Wie schon oftmals zuvor betonte der Minister, dass bei der Beschaffung der Corona-Schutzausrüstung alles "gesetzesgemäß und transparent" verlaufen sei. Er erwarte, dass die Ermittlungsbehörden das auch feststellen würden, fügte er hinzu. Dazu versicherte er, in den Ermittlungen auch weiter mit den Behörden zu kooperieren.
 
Die überraschenden Rücktritte des Innenministers und des Polizeichefs werden von slowenischer Opposition, Medien und politischen Analytikern als ein Ablenkungsmanöver gedeutet. Der Politologe Alem Maksuti sprach von einem Manöver zum "Selbstschutz" durch Premier Jansa, um einerseits die Aufmerksamkeit von den Ermittlungen abzulenken und anderseits die ermittelnden Institutionen zu diskreditieren.
 
Die Affäre um millionenschwere Geschäfte mit Corona-Schutzausrüstung und Beatmungsgeräten war Ende April ausgebrochen. Enthüllungen in den Medien rückten den Wirtschaftsminister ins Kreuzfeuer der Kritik über intransparente Auftragsvergaben. Ein Spitzenbeamter der zuständigen staatlichen Logistikagentur enthüllte, dass politischer Druck ausgeübt worden sei, um bestimmte Firmen zu bevorzugen. Weitere Enthüllungen des Whistleblowers deuten auch auf eine Verstrickung des Umfelds von Premier Jansa und seiner SDS-Partei hin.
 
In Slowenien wird indes bereits über neuerliche vorgezogene Parlamentswahlen spekuliert, die eigentlich schon im Frühjahr hätten stattfinden sollen.

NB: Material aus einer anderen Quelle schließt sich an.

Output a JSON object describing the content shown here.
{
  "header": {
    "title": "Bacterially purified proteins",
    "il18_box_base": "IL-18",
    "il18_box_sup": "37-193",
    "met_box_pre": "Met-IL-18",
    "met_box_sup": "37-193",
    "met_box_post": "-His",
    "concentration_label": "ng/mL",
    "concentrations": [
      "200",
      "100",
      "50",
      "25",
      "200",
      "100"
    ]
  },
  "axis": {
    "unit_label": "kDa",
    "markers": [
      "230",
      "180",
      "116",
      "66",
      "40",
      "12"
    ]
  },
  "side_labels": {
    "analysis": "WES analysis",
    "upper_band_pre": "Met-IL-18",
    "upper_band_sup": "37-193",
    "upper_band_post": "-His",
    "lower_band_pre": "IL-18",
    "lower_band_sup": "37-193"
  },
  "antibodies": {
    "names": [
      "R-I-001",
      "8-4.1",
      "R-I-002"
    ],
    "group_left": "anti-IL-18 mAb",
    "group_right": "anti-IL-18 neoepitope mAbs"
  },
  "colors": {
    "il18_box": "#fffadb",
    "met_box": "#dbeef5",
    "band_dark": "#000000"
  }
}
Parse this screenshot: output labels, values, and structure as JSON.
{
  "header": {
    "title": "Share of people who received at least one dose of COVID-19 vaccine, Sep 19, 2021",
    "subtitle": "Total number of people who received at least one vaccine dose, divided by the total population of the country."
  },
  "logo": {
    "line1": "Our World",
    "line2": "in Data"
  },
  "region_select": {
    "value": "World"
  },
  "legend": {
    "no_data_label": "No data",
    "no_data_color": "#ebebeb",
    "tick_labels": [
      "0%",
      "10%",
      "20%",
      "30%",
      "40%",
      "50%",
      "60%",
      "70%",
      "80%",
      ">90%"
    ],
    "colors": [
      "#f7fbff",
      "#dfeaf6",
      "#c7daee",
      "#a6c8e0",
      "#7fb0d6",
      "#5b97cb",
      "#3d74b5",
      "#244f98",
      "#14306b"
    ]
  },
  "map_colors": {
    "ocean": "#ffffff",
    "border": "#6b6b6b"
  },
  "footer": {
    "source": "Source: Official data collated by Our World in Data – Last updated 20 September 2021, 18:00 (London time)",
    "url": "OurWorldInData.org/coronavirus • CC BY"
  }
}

Der liberale Ministerpräsident Marjan Sarec hatte im Februar seine Fünf-Parteien-Minderheitsregierung nach monatelangen Querelen platzen lassen, um sich von den Wählern ein stärkeres Mandat zu verschaffen. Allerdings liefen zwei seiner Koalitionspartner zur konservativen Opposition über und ermöglichten damit SDS-Chef Jansa ein Comeback als Regierungschef. Entscheidend war dabei die SMC von Wirtschaftsminister Pocivalsek.